An attempt to hold nationwide marches Wednesday to demand the Cuban Communist Party reveal the whereabouts and health status of hundreds, if not thousands, of people arrested and disappeared on July 11 prompted heavy police presence and “preemptive” arrests of people suspected to be attending.
Thousands of protesters organized dozens of local marches throughout the island of Cuba on July 11 demanding an end to the communist regime. The earliest reports of protests on that day came from San Antonio de los Baños, a Havana suburb, but spread all the way to Santiago de Cuba on the other side of the island. Holguín and Camagüey, eastern Cuba, documented some of the largest peaceful marches anywhere in the country.

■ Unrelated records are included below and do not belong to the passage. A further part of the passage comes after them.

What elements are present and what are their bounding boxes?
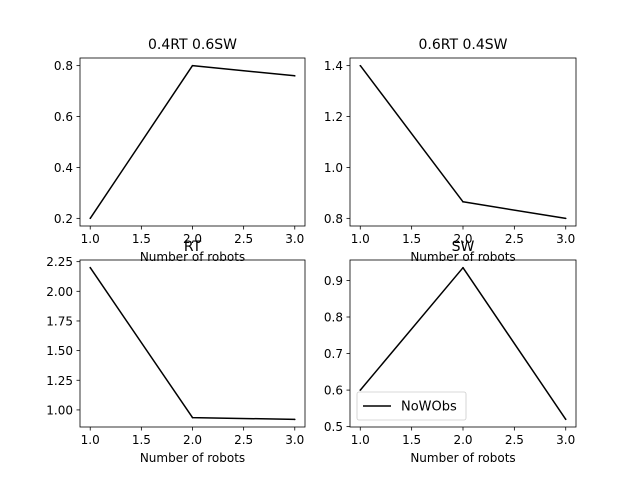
x-axis-label: Number of robots xyxy=(140,451,245,465)
y-tick-label: 1.25 xyxy=(46,374,73,388)
x-tick-label: 1.5 xyxy=(402,232,421,246)
subplot-4: SW 1.0 1.5 2.0 2.5 3.0 0.5 0.6 0.7 0.8 0.9 Number o… xyxy=(324,239,577,465)
y-tick-label: 1.2 xyxy=(324,110,343,124)
data-point xyxy=(191,64,194,67)
x-tick-label: 3.0 xyxy=(556,433,575,447)
x-axis-label: Number of robots xyxy=(140,250,245,264)
data-point xyxy=(359,389,362,391)
data-point xyxy=(359,64,362,67)
x-axis-label: Number of robots xyxy=(410,250,515,264)
y-tick-label: 0.4 xyxy=(54,161,73,175)
x-tick-label: 2.0 xyxy=(453,232,472,246)
x-tick-label: 2.5 xyxy=(505,232,524,246)
subplot-2: 0.6RT 0.4SW 1.0 1.5 2.0 2.5 3.0 0.8 1.0 1.2 1.4 Nu… xyxy=(324,37,577,264)
chart-title: 0.4RT 0.6SW xyxy=(148,37,237,53)
x-tick-label: 1.5 xyxy=(132,232,151,246)
series-line-1 xyxy=(89,267,295,421)
x-tick-label: 1.5 xyxy=(402,433,421,447)
data-point xyxy=(191,416,194,419)
data-point xyxy=(89,217,92,220)
y-tick-label: 0.8 xyxy=(324,311,343,325)
x-tick-label: 3.0 xyxy=(285,232,304,246)
data-point xyxy=(462,266,464,269)
data-point xyxy=(462,201,464,203)
x-tick-label: 2.5 xyxy=(234,433,253,447)
subplot-3: RT 1.0 1.5 2.0 2.5 3.0 1.00 1.25 1.50 1.75 2.00 2.2… xyxy=(46,239,306,465)
y-tick-label: 0.5 xyxy=(324,420,343,434)
x-tick-label: 1.0 xyxy=(81,232,100,246)
x-tick-label: 1.0 xyxy=(351,232,370,246)
x-tick-label: 1.5 xyxy=(132,433,151,447)
data-point xyxy=(564,418,567,421)
x-tick-label: 1.0 xyxy=(81,433,100,447)
x-tick-label: 3.0 xyxy=(556,232,575,246)
data-point xyxy=(89,266,92,269)
legend-box xyxy=(356,391,467,421)
y-tick-label: 0.7 xyxy=(324,347,343,361)
data-point xyxy=(564,217,567,220)
x-tick-label: 3.0 xyxy=(285,433,304,447)
y-tick-label: 0.6 xyxy=(324,384,343,398)
x-tick-label: 2.5 xyxy=(234,232,253,246)
y-tick-label: 0.2 xyxy=(54,212,73,226)
series-line-1 xyxy=(89,64,295,219)
x-tick-label: 1.0 xyxy=(351,433,370,447)
y-tick-label: 0.6 xyxy=(54,110,73,124)
y-tick-label: 0.8 xyxy=(324,212,343,226)
y-tick-label: 0.8 xyxy=(54,59,73,73)
x-tick-label: 2.0 xyxy=(183,433,202,447)
y-tick-label: 0.9 xyxy=(324,274,343,288)
series-line-1 xyxy=(359,65,566,220)
x-axis-label: Number of robots xyxy=(410,451,515,465)
y-tick-label: 2.25 xyxy=(46,255,73,269)
y-tick-label: 1.00 xyxy=(46,403,73,417)
y-tick-label: 1.75 xyxy=(46,314,73,328)
y-tick-label: 2.00 xyxy=(46,285,73,299)
chart-title: RT xyxy=(184,239,202,255)
subplot-1: 0.4RT 0.6SW 1.0 1.5 2.0 2.5 3.0 0.2 0.4 0.6 0.8 Nu… xyxy=(54,37,306,264)
y-tick-label: 1.50 xyxy=(46,344,73,358)
data-point xyxy=(293,418,296,421)
chart-title: 0.6RT 0.4SW xyxy=(419,37,508,53)
y-tick-label: 1.0 xyxy=(324,161,343,175)
plot-frame xyxy=(79,57,306,227)
x-tick-label: 2.0 xyxy=(453,433,472,447)
plot-frame xyxy=(79,259,306,428)
data-point xyxy=(293,75,296,77)
chart-title: SW xyxy=(452,239,475,255)
y-tick-label: 1.4 xyxy=(324,59,343,73)
x-tick-label: 2.5 xyxy=(505,433,524,447)
x-tick-label: 2.0 xyxy=(183,232,202,246)
legend-label: NoWObs xyxy=(401,400,457,415)
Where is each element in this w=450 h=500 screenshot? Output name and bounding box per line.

Despite the protests being overwhelmingly peaceful – and the Cuban population not enjoying the right to bear arms – the Communist Party responded to the protests with extreme repression. President Miguel Díaz-Canel, the figurehead representing the Castro family regime, delivered remarks on national television urging civilians to commit violent assaults on people suspected to be “counter-revolutionaries.” Díaz-Canel described his command as an “order of combat.”
In addition to encouraging vigilante violence – and, evidence suggests, organizing armed civilian gangs to attack suspected dissidents – the Castro regime engaged in mass arrests, public beatings, and disappearances of dissidents. Cuba Decide, a human rights advocacy group, has confirmed the arrests or disappearances of 667 people nationwide since July 11, of which 526 remain in police custody. This does not include people under house arrest – including many prominent independent journalists, prevented from doing their jobs – and experts say the number is artificially deflated by the difficulty of reaching some parts of remote Cuba. The true number, advocates say, could be in the thousands.
To raise awareness of the mass arrests, the Movement of July 11 Mothers, a group founded to organize the families of the imprisoned and disappeared, called for a protest beginning at 11 a.m. on Wednesday nationwide. The group used word of mouth – the government shut down the internet after the protests – to urge peaceful marches in every city in the country demanding only to know the fates of their children. It actively encouraged only mothers of those arrested to participate; supporters were told to line the streets, not march.
The Movement of July 11 Mothers adopted the same tactic used by one of Cuba’s largest dissident groups, the Ladies in White – a coalition of mothers, wives, sisters, and brothers of political prisoners beaten and arrested during the Black Spring communist crackdown of 2003. While many of those imprisoned in 2003 have since been released, the Ladies in White have continued their singular act of protest every week: wearing white and carrying images of their loved ones, attempting to attend Catholic Mass in silence. The Castro regime forced the Catholic Church during the Obama era to ban the women from attending Mass.
To prevent the creation of a second Ladies in White phenomenon, the Castro regime flooded Havana with police cars Wednesday and actively arrested people suspect of planning to attend any anti-government marches. Dissidents managed to record the arrest of two such people and smuggle the video out of Cuba. Marthadela Tamayo and Osvaldo Navarro were walking down the street, apparently peacefully, when state security agents intercepted and arrested them, based on no apparent criminal activity. No evidence exists that the agents had a warrant against them or reason to believe they were a threat to society. The couple were, however, on their way to the meeting point of the July 11 Mothers march.
Navarro himself took the video. The video shows police officers intercepting the couple. Navarro can be heard repeatedly asking of police, “don’t touch her,” referring to Tamayo, then asking, “where are we going?” Police do not respond and at no point appear to explain why the couple is being taken into custody.
Diario de Cuba, which reported details of the video arrest, noted that its own journalist “Jorge Enrique Rodríguez” was “intercepted” on his way to the march’s meeting point and threatened with arrest if he did not immediately return home and stay there. At least one other journalist, Juan Manuel Moreno, was arrested along with his wife Zelandia de la Caridad for attempting to attend the march.
“They have state security forces along with auxiliary forces from the Ministry of the Interior blocking roads to prevent the protest,” activist Juan Antonio Madrazo told the Miami-based AméricaTeVe of Havana. Madrazo also confirmed the authenticity of the above arrest video and noted that many who wished to attend the protests endured similar repression.
The Communist Party of Cuba has plainly denied the existence of any political prisoners or disappeared protesters.
“In Cuba, There Are No Disappeared or Tortured People,” a headline in Granma, the official newspaper of the Party, read Wednesday. The denial echoes a remark by dictator Raúl Castro during a press conference alongside then-President Barack Obama in 2016, in which he replied to a question about the fate of the island’s political prisoners by CNN reporter Jim Acosta.
“What political prisoners?” Castro replied. “Give me a list of the political prisoners and I will release them immediately.”
Multiple human rights groups indeed produced a list of prisoners of conscience in Cuba, which Castro then ignored.